La pitada al presidente no es una anécdota: es el humilde acto en legítima defensa de un pueblo atacado

Actualizada 01:30

Aunque RTVE siempre minimiza toda adversidad para Sánchez, sea sonora o judicial, el número 1 de Aldama acudió a la Fiesta Nacional a ser pitado según el riguroso ritual que le acompaña cada vez que pisa la calle y se encuentra con la España real, alejada de los gabinetes de masajes con final feliz que frecuenta, siempre con palmeros a sueldo dispuestos a tratarle como la plebe del cuento «El traje nuevo del Emperador».

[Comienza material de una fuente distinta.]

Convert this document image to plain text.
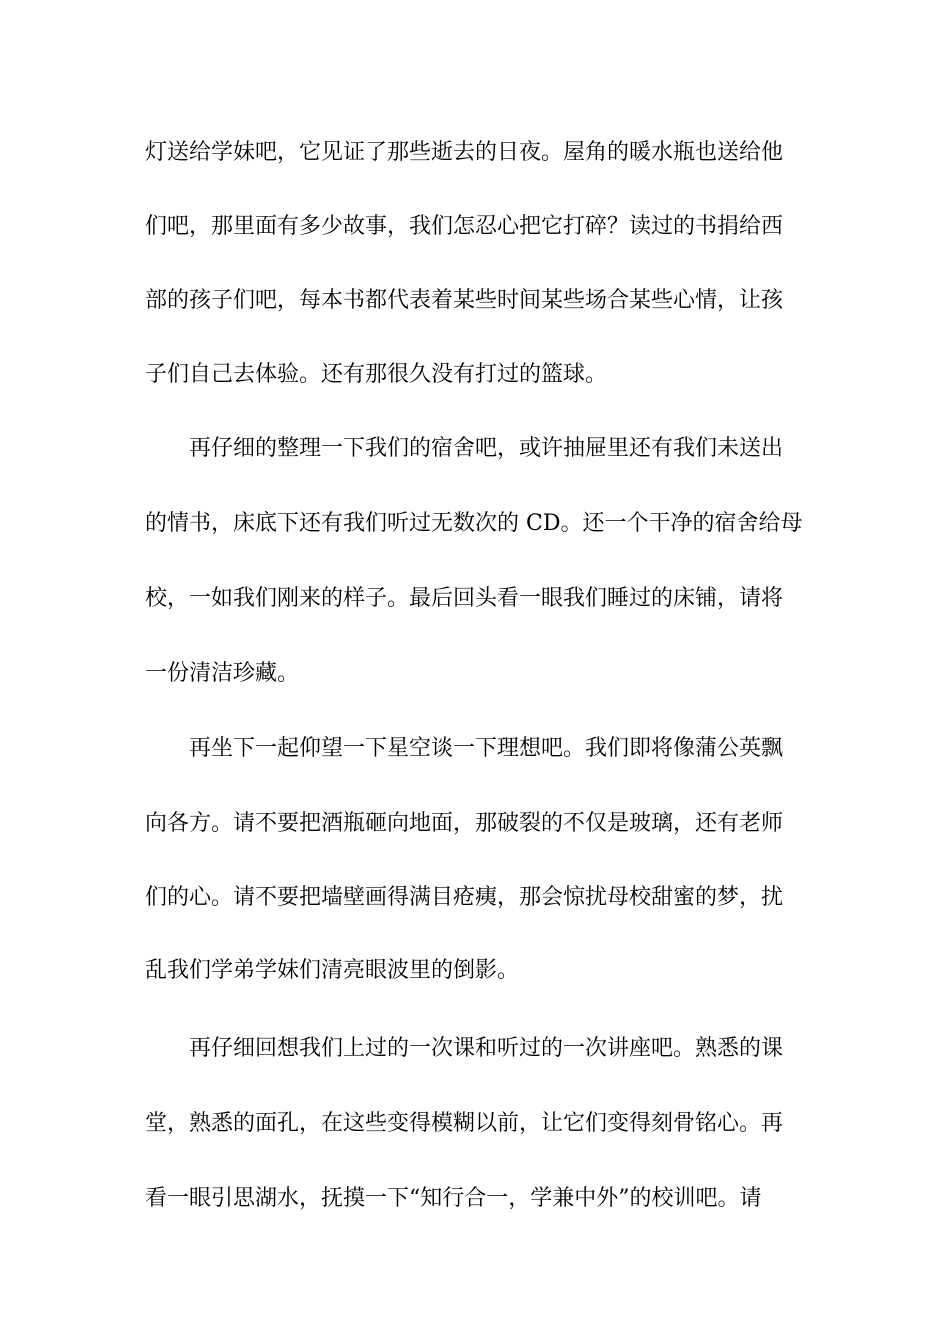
灯送给学妹吧，它见证了那些逝去的日夜。屋角的暖水瓶也送给他
们吧，那里面有多少故事，我们怎忍心把它打碎？读过的书捐给西
部的孩子们吧，每本书都代表着某些时间某些场合某些心情，让孩
子们自己去体验。还有那很久没有打过的篮球。
再仔细的整理一下我们的宿舍吧，或许抽屉里还有我们未送出
的情书，床底下还有我们听过无数次的 CD。还一个干净的宿舍给母
校，一如我们刚来的样子。最后回头看一眼我们睡过的床铺，请将
一份清洁珍藏。
再坐下一起仰望一下星空谈一下理想吧。我们即将像蒲公英飘
向各方。请不要把酒瓶砸向地面，那破裂的不仅是玻璃，还有老师
们的心。请不要把墙壁画得满目疮痍，那会惊扰母校甜蜜的梦，扰
乱我们学弟学妹们清亮眼波里的倒影。
再仔细回想我们上过的一次课和听过的一次讲座吧。熟悉的课
堂，熟悉的面孔，在这些变得模糊以前，让它们变得刻骨铭心。再
看一眼引思湖水，抚摸一下“知行合一，学兼中外”的校训吧。请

Callar el estruendo en la tele «de todos y de todas» es el síntoma de una decrepitud irreversible que no camufla ya ni toda la catarata de propaganda, bulos y manipulaciones generada por el Régimen para disimular que el Rey está desnudo y no tiene, a menos de mil kilómetros, una boutique donde comprar algún trapo para taparse las vergüenzas: si se cubre el Koldo, le asoma la Begoña, y si consigue disimular ambos, le irrumpe un Aldama o un Ábalos por la raja de la triste falda.

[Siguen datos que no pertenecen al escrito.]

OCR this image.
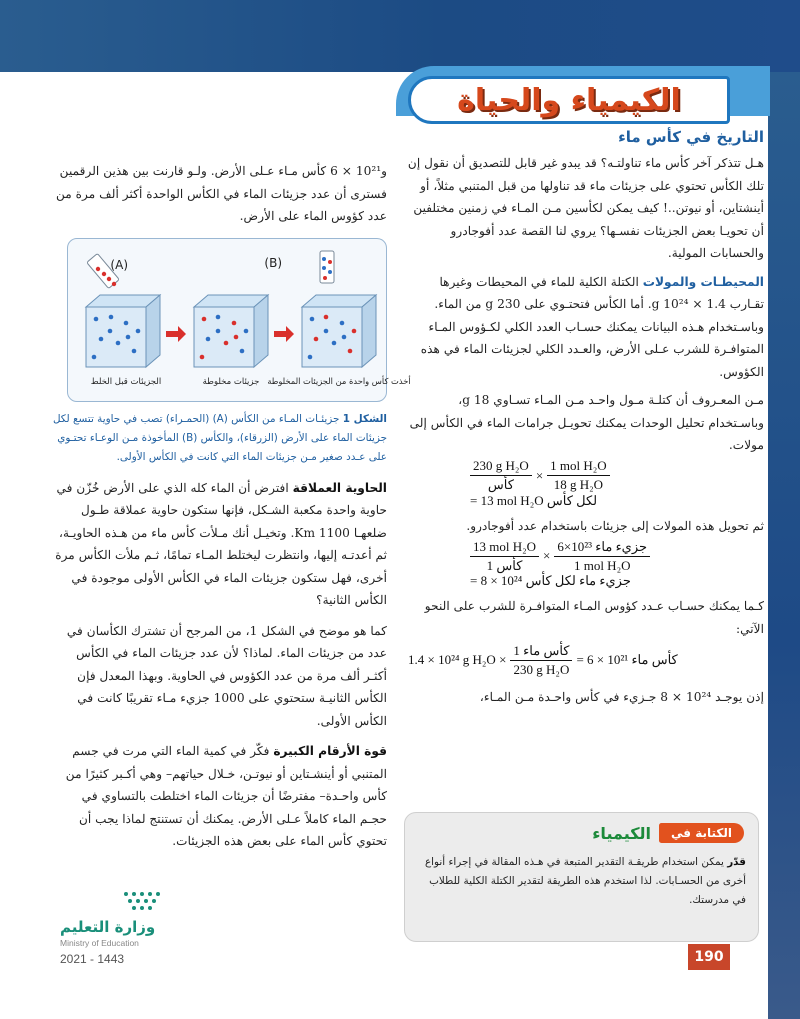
الكيمياء والحياة
التاريخ في كأس ماء

هـل تتذكر آخر كأس ماء تناولتـه؟ قد يبدو غير قابل للتصديق أن نقول إن تلك الكأس تحتوي على جزيئات ماء قد تناولها من قبل المتنبي مثلاً، أو أينشتاين، أو نيوتن..! كيف يمكن لكأسين مـن المـاء في زمنين مختلفين أن تحويـا بعض الجزيئات نفسـها؟ يروي لنا القصة عدد أفوجادرو والحسابات المولية.

المحيطـات والمولات الكتلة الكلية للماء في المحيطات وغيرها تقـارب 1.4 × 10²⁴ g. أما الكأس فتحتـوي على 230 g من الماء. وباسـتخدام هـذه البيانات يمكنك حسـاب العدد الكلي لكـؤوس المـاء المتوافـرة للشرب عـلى الأرض، والعـدد الكلي لجزيئات الماء في هذه الكؤوس.

مـن المعـروف أن كتلـة مـول واحـد مـن المـاء تسـاوي 18 g، وباسـتخدام تحليل الوحدات يمكنك تحويـل جرامات الماء في الكأس إلى مولات.

$\frac{\text{230 g H₂O}}{\text{كأس}} \times \frac{\text{1 mol H₂O}}{\text{18 g H₂O}}$
= 13 mol H₂O لكل كأس

ثم تحويل هذه المولات إلى جزيئات باستخدام عدد أفوجادرو.

$\frac{\text{13 mol H₂O}}{\text{1 كأس}} \times \frac{\text{6×10²³ جزيء ماء}}{\text{1 mol H₂O}}$
= 8 × 10²⁴ جزيء ماء لكل كأس

كـما يمكنك حسـاب عـدد كؤوس المـاء المتوافـرة للشرب على النحو الآتي:

1.4 × 10²⁴ g $H_2O \times \frac{\text{1 كأس ماء}}{\text{230 g H₂O}} = 6 \times 10^{21}$ كأس ماء

إذن يوجـد 10²⁴ × 8 جـزيء في كأس واحـدة مـن المـاء،

و10²¹ × 6 كأس مـاء عـلى الأرض. ولـو قارنت بين هذين الرقمين فسترى أن عدد جزيئات الماء في الكأس الواحدة أكثر ألف مرة من عدد كؤوس الماء على الأرض.

(A)	(B)
الجزيئات قبل الخلط	جزيئات مخلوطة أخذت كأس واحدة من الجزيئات المخلوطة

الشكل 1 جزيئـات المـاء من الكأس (A) (الحمـراء) تصب في حاوية تتسع لكل جزيئات الماء على الأرض (الزرقاء)، والكأس (B) المأخوذة مـن الوعـاء تحتـوي على عـدد صغير مـن جزيئات الماء التي كانت في الكأس الأولى.

الحاوية العملاقة افترض أن الماء كله الذي على الأرض خُزّن في حاوية واحدة مكعبة الشـكل، فإنها ستكون حاوية عملاقة طـول ضلعهـا 1100 Km. وتخيـل أنك مـلأت كأس ماء من هـذه الحاويـة، ثم أعدتـه إليها، وانتظرت ليختلط المـاء تمامًا، ثـم ملأت الكأس مرة أخرى، فهل ستكون جزيئات الماء في الكأس الأولى موجودة في الكأس الثانية؟

كما هو موضح في الشكل 1، من المرجح أن تشترك الكأسان في عدد من جزيئات الماء. لماذا؟ لأن عدد جزيئات الماء في الكأس أكثـر ألف مرة من عدد الكؤوس في الحاوية. وبهذا المعدل فإن الكأس الثانيـة ستحتوي على 1000 جزيء مـاء تقريبًا كانت في الكأس الأولى.

قوة الأرقام الكبيرة فكّر في كمية الماء التي مرت في جسم المتنبي أو أينشـتاين أو نيوتـن، خـلال حياتهم– وهي أكـبر كثيرًا من كأس واحـدة– مفترضًا أن جزيئات الماء اختلطت بالتساوي في حجـم الماء كاملاً عـلى الأرض. يمكنك أن تستنتج لماذا يجب أن تحتوي كأس الماء على بعض هذه الجزيئات.

الكتابة في
الكيمياء

قدّر يمكن استخدام طريقـة التقدير المتبعة في هـذه المقالة في إجراء أنواع أخرى من الحسـابات. لذا استخدم هذه الطريقة لتقدير الكتلة الكلية للطلاب في مدرستك.

وزارة التعليم
Ministry of Education
2021 - 1443	190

La pitada a Sánchez tiene, cada Día de la Hispanidad, dos impulsos, a cual más intachable: uno es el de siempre, su incompatibilidad manifiesta con lo celebrado, resumida en una retahíla de ataques contumaces a España que empieza por su mayor cercanía a Moctezuma que a Hernán Cortés y continúa con sus indultos a ETA, a Puigdemont y a Junqueras.

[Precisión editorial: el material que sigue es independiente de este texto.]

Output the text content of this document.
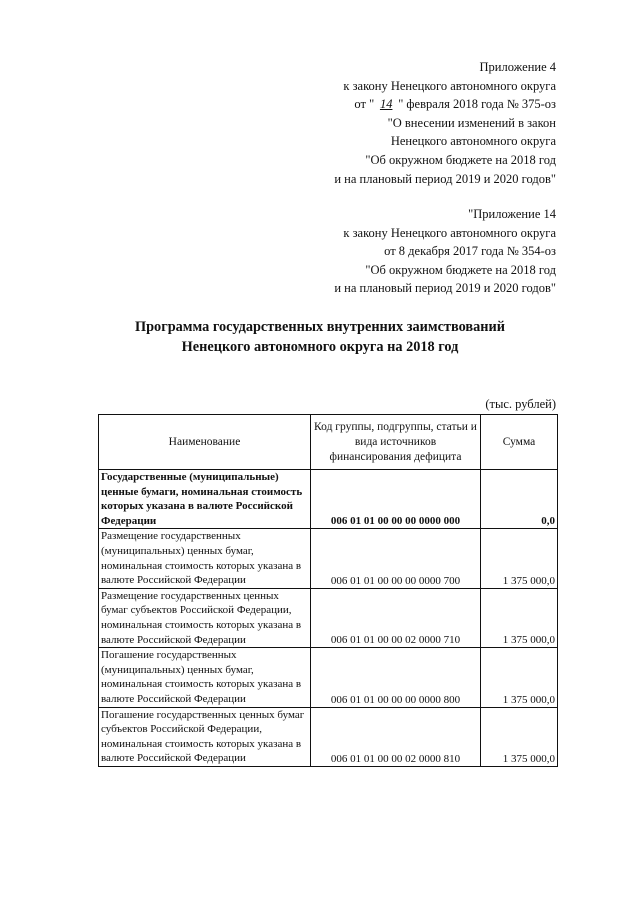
Приложение 4
к закону Ненецкого автономного округа
от " 14 " февраля 2018 года № 375-оз
"О внесении изменений в закон
Ненецкого автономного округа
"Об окружном бюджете на 2018 год
и на плановый период 2019 и 2020 годов"
"Приложение 14
к закону Ненецкого автономного округа
от 8 декабря 2017 года № 354-оз
"Об окружном бюджете на 2018 год
и на плановый период 2019 и 2020 годов"
Программа государственных внутренних заимствований
Ненецкого автономного округа на 2018 год
(тыс. рублей)
Наименование	Код группы, подгруппы, статьи и вида источников финансирования дефицита	Сумма
Государственные (муниципальные) ценные бумаги, номинальная стоимость которых указана в валюте Российской Федерации	006 01 01 00 00 00 0000 000	0,0
Размещение государственных (муниципальных) ценных бумаг, номинальная стоимость которых указана в валюте Российской Федерации	006 01 01 00 00 00 0000 700	1 375 000,0
Размещение государственных ценных бумаг субъектов Российской Федерации, номинальная стоимость которых указана в валюте Российской Федерации	006 01 01 00 00 02 0000 710	1 375 000,0
Погашение государственных (муниципальных) ценных бумаг, номинальная стоимость которых указана в валюте Российской Федерации	006 01 01 00 00 00 0000 800	1 375 000,0
Погашение государственных ценных бумаг субъектов Российской Федерации, номинальная стоимость которых указана в валюте Российской Федерации	006 01 01 00 00 02 0000 810	1 375 000,0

No se puede ser presidente en España y deberle el cargo a todos los enemigos de España, gobernando con ellos y para ellos: es como si Vinicius metiera todos los días un gol en propia puerta, el cirujano se dejara el bisturí en la caja torácica o el policía ayudara al ladrón a huir con el botín.

A esto se le añade, en esta edición bajo la lluvia, la certeza de que además de todos esos estragos, ha consentido otros en su entorno más cercano: mientras él ayudaba a extender un virus letal para no tener que aplazar el aquelarre feminista de la cofradía del gritito, confinaba inconstitucionalmente a 47 millones de españoles y no evitaba la mayor mortalidad de Europa en la primera ola; sus amigos se forraban vendiendo mascarillas a los compañeros del metal con la misma calidad que los explosivos del coyote con el Correcaminos.

No hace falta añadir las inmundicias personales de Ábalos, la bulimia de Aldama o el caciquismo de Begoña, los versos más sonados de este poema truculento: basta recordar que, mientras la gente se moría y la economía se iba a pique, una banda identificada por una rosa y un puño vio la oportunidad de hacerse millonaria cruzando teléfonos, contratos y apaños con cargos públicos.

Cuando Koldo llamaba «cariño» a Francina Armengol, la que estaba de copas en Mallorca mientras los bares permanecían cerrados y al borde dela quiebra, Sánchez pontificaba sobre la «nueva normalidad», esa distopía impuesta con el BOE consistente en generar una realidad paralela donde toda réplica democrática era una conspiración y todo abuso propio un derecho.

A Sánchez lo pitaron el 12 de octubre como cualquier otro día, que es lo mínimo que cabe esperar cuando un forastero llega al pueblo y se pone chulangano. Siempre acaba en el pilón.